Deutsche Bank, which led the rescue, is the target of much abuse in Germany because one of its directors was chairman of MG's supervisory board and did not know until too late what was going on.

In its own defence Deutsche claims that the top-level board is blameless and is dropping heavy hints that the fault lay with the executive board, saying all will be clear in two weeks' time when the true story is revealed to shareholders. This might be called the Queens Moat defence, or 'Nobody told us what was going on'.

Despite Deutsche's robust attitude, Ellen Schneider-Lenne, a member of its management board, said this week that German companies could learn from the best practices of Anglo-Saxon boards. She is on the board of ICI and Morgan Grenfell, so she should know. German supervisory boards, the top- tier bodies that have no equivalent in the UK, meet four times a year.

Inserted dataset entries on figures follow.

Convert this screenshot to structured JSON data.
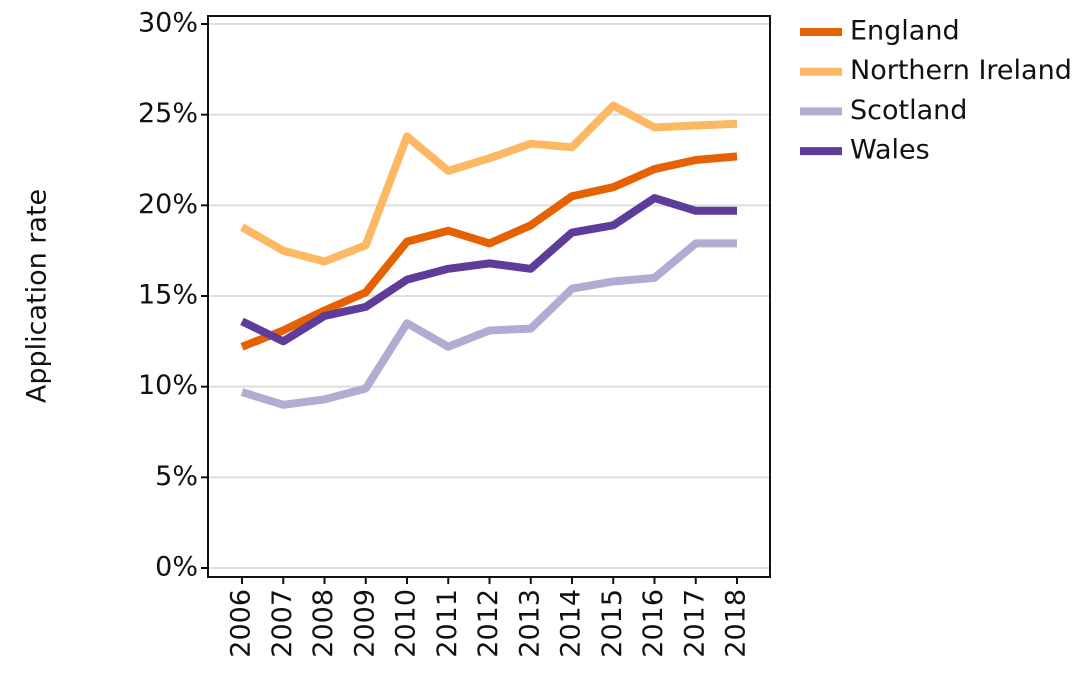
{
  "chart_data": {
    "type": "line",
    "y_label": "Application rate",
    "x": [
      "2006",
      "2007",
      "2008",
      "2009",
      "2010",
      "2011",
      "2012",
      "2013",
      "2014",
      "2015",
      "2016",
      "2017",
      "2018"
    ],
    "series": [
      {
        "name": "England",
        "color": "#e66101",
        "values": [
          12.2,
          13.1,
          14.2,
          15.2,
          18.0,
          18.6,
          17.9,
          18.9,
          20.5,
          21.0,
          22.0,
          22.5,
          22.7
        ]
      },
      {
        "name": "Northern Ireland",
        "color": "#fdb863",
        "values": [
          18.8,
          17.5,
          16.9,
          17.8,
          23.8,
          21.9,
          22.6,
          23.4,
          23.2,
          25.5,
          24.3,
          24.4,
          24.5
        ]
      },
      {
        "name": "Scotland",
        "color": "#b2abd2",
        "values": [
          9.7,
          9.0,
          9.3,
          9.9,
          13.5,
          12.2,
          13.1,
          13.2,
          15.4,
          15.8,
          16.0,
          17.9,
          17.9
        ]
      },
      {
        "name": "Wales",
        "color": "#5e3c99",
        "values": [
          13.6,
          12.5,
          13.9,
          14.4,
          15.9,
          16.5,
          16.8,
          16.5,
          18.5,
          18.9,
          20.4,
          19.7,
          19.7
        ]
      }
    ],
    "ylim": [
      0,
      30
    ],
    "yticks": [
      {
        "value": 0,
        "label": "0%"
      },
      {
        "value": 5,
        "label": "5%"
      },
      {
        "value": 10,
        "label": "10%"
      },
      {
        "value": 15,
        "label": "15%"
      },
      {
        "value": 20,
        "label": "20%"
      },
      {
        "value": 25,
        "label": "25%"
      },
      {
        "value": 30,
        "label": "30%"
      }
    ],
    "grid": true,
    "legend": "right"
  }
}
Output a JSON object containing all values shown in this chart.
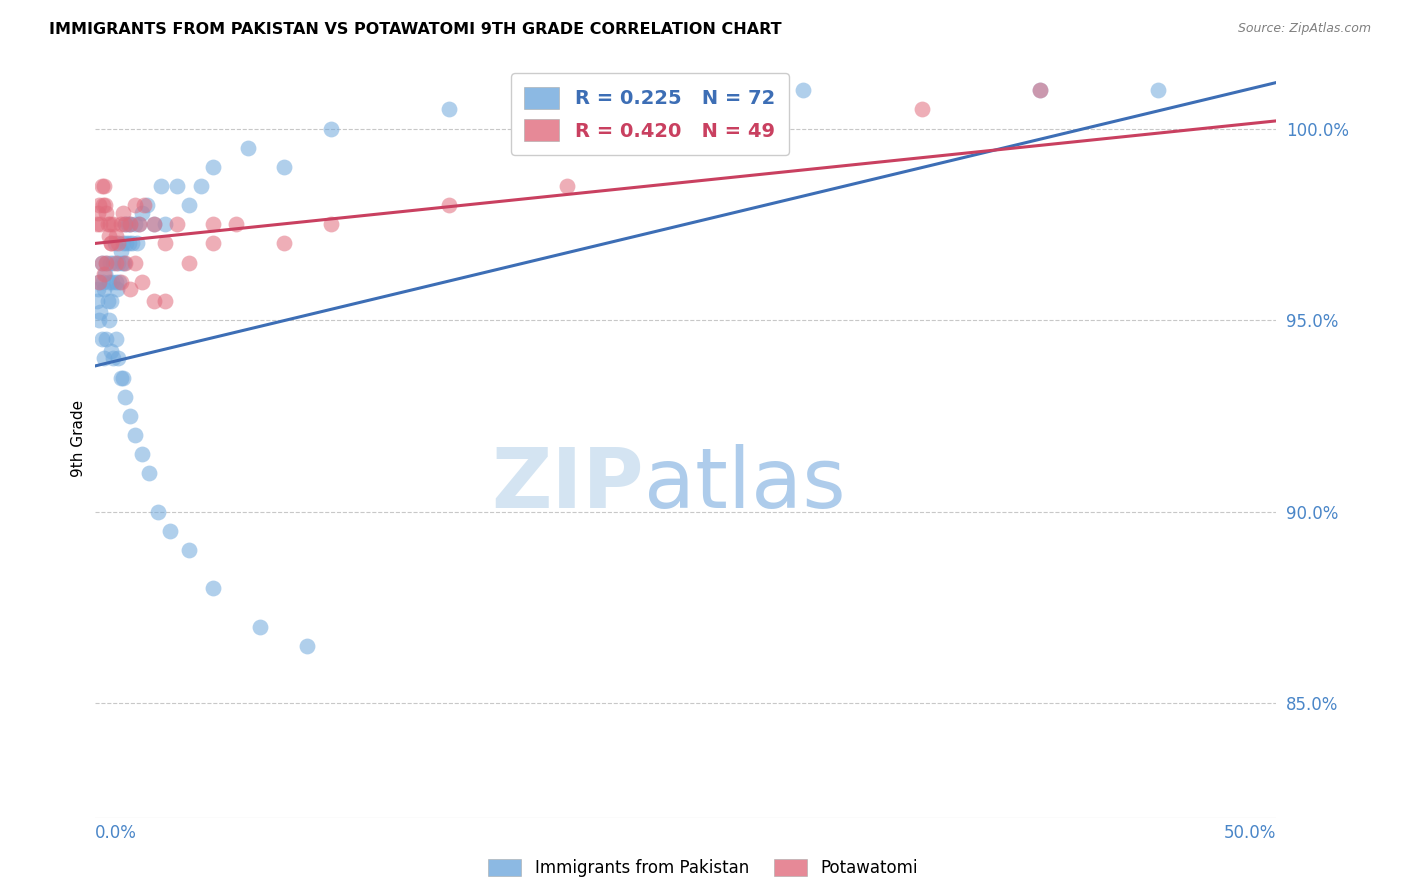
{
  "title": "IMMIGRANTS FROM PAKISTAN VS POTAWATOMI 9TH GRADE CORRELATION CHART",
  "source": "Source: ZipAtlas.com",
  "ylabel": "9th Grade",
  "xmin": 0.0,
  "xmax": 50.0,
  "ymin": 82.0,
  "ymax": 101.8,
  "yticks": [
    85.0,
    90.0,
    95.0,
    100.0
  ],
  "blue_R": 0.225,
  "blue_N": 72,
  "pink_R": 0.42,
  "pink_N": 49,
  "blue_color": "#6fa8dc",
  "pink_color": "#e06c7d",
  "blue_line_color": "#3d6eb5",
  "pink_line_color": "#c94060",
  "axis_color": "#4a86c8",
  "grid_color": "#c8c8c8",
  "blue_scatter_x": [
    0.1,
    0.15,
    0.2,
    0.25,
    0.3,
    0.35,
    0.4,
    0.45,
    0.5,
    0.55,
    0.6,
    0.65,
    0.7,
    0.75,
    0.8,
    0.85,
    0.9,
    0.95,
    1.0,
    1.05,
    1.1,
    1.15,
    1.2,
    1.25,
    1.3,
    1.35,
    1.4,
    1.45,
    1.5,
    1.6,
    1.7,
    1.8,
    1.9,
    2.0,
    2.2,
    2.5,
    2.8,
    3.0,
    3.5,
    4.0,
    4.5,
    5.0,
    6.5,
    8.0,
    10.0,
    15.0,
    20.0,
    30.0,
    40.0,
    45.0,
    0.2,
    0.3,
    0.4,
    0.5,
    0.6,
    0.7,
    0.8,
    0.9,
    1.0,
    1.1,
    1.2,
    1.3,
    1.5,
    1.7,
    2.0,
    2.3,
    2.7,
    3.2,
    4.0,
    5.0,
    7.0,
    9.0
  ],
  "blue_scatter_y": [
    95.5,
    95.8,
    96.0,
    95.2,
    96.5,
    96.0,
    95.8,
    96.2,
    96.5,
    95.5,
    96.0,
    96.5,
    95.5,
    96.0,
    96.5,
    97.0,
    96.0,
    95.8,
    96.5,
    96.0,
    96.8,
    96.5,
    97.0,
    96.5,
    97.5,
    97.0,
    97.5,
    97.0,
    97.5,
    97.0,
    97.5,
    97.0,
    97.5,
    97.8,
    98.0,
    97.5,
    98.5,
    97.5,
    98.5,
    98.0,
    98.5,
    99.0,
    99.5,
    99.0,
    100.0,
    100.5,
    100.5,
    101.0,
    101.0,
    101.0,
    95.0,
    94.5,
    94.0,
    94.5,
    95.0,
    94.2,
    94.0,
    94.5,
    94.0,
    93.5,
    93.5,
    93.0,
    92.5,
    92.0,
    91.5,
    91.0,
    90.0,
    89.5,
    89.0,
    88.0,
    87.0,
    86.5
  ],
  "pink_scatter_x": [
    0.1,
    0.15,
    0.2,
    0.25,
    0.3,
    0.35,
    0.4,
    0.45,
    0.5,
    0.55,
    0.6,
    0.65,
    0.7,
    0.8,
    0.9,
    1.0,
    1.1,
    1.2,
    1.3,
    1.5,
    1.7,
    1.9,
    2.1,
    2.5,
    3.0,
    3.5,
    4.0,
    5.0,
    6.0,
    8.0,
    10.0,
    15.0,
    20.0,
    35.0,
    40.0,
    0.2,
    0.3,
    0.4,
    0.5,
    0.7,
    0.9,
    1.1,
    1.3,
    1.5,
    1.7,
    2.0,
    2.5,
    3.0,
    5.0
  ],
  "pink_scatter_y": [
    97.5,
    97.8,
    98.0,
    97.5,
    98.5,
    98.0,
    98.5,
    98.0,
    97.8,
    97.5,
    97.2,
    97.5,
    97.0,
    97.5,
    97.2,
    97.0,
    97.5,
    97.8,
    97.5,
    97.5,
    98.0,
    97.5,
    98.0,
    97.5,
    97.0,
    97.5,
    96.5,
    97.5,
    97.5,
    97.0,
    97.5,
    98.0,
    98.5,
    100.5,
    101.0,
    96.0,
    96.5,
    96.2,
    96.5,
    97.0,
    96.5,
    96.0,
    96.5,
    95.8,
    96.5,
    96.0,
    95.5,
    95.5,
    97.0
  ],
  "blue_line_x0": 0.0,
  "blue_line_y0": 93.8,
  "blue_line_x1": 50.0,
  "blue_line_y1": 101.2,
  "pink_line_x0": 0.0,
  "pink_line_y0": 97.0,
  "pink_line_x1": 50.0,
  "pink_line_y1": 100.2
}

British boards, including non-executives, meet most months, a better practice. She also suggested that German boards could adopt audit committees, members could take on fewer directorships and they should be tougher with executives.

Deutsche, of course, denies this weakens its defence in the MG case. After all, the Cadbury report acknowledged that no system of governance can prevent deception.

But in Germany, as in the UK, there must always be a nagging doubt that a little more aggression by supervisory boards or non-executives might have nipped in the bud some of the recent corporate disasters. The problem is not structures but directors' attitudes.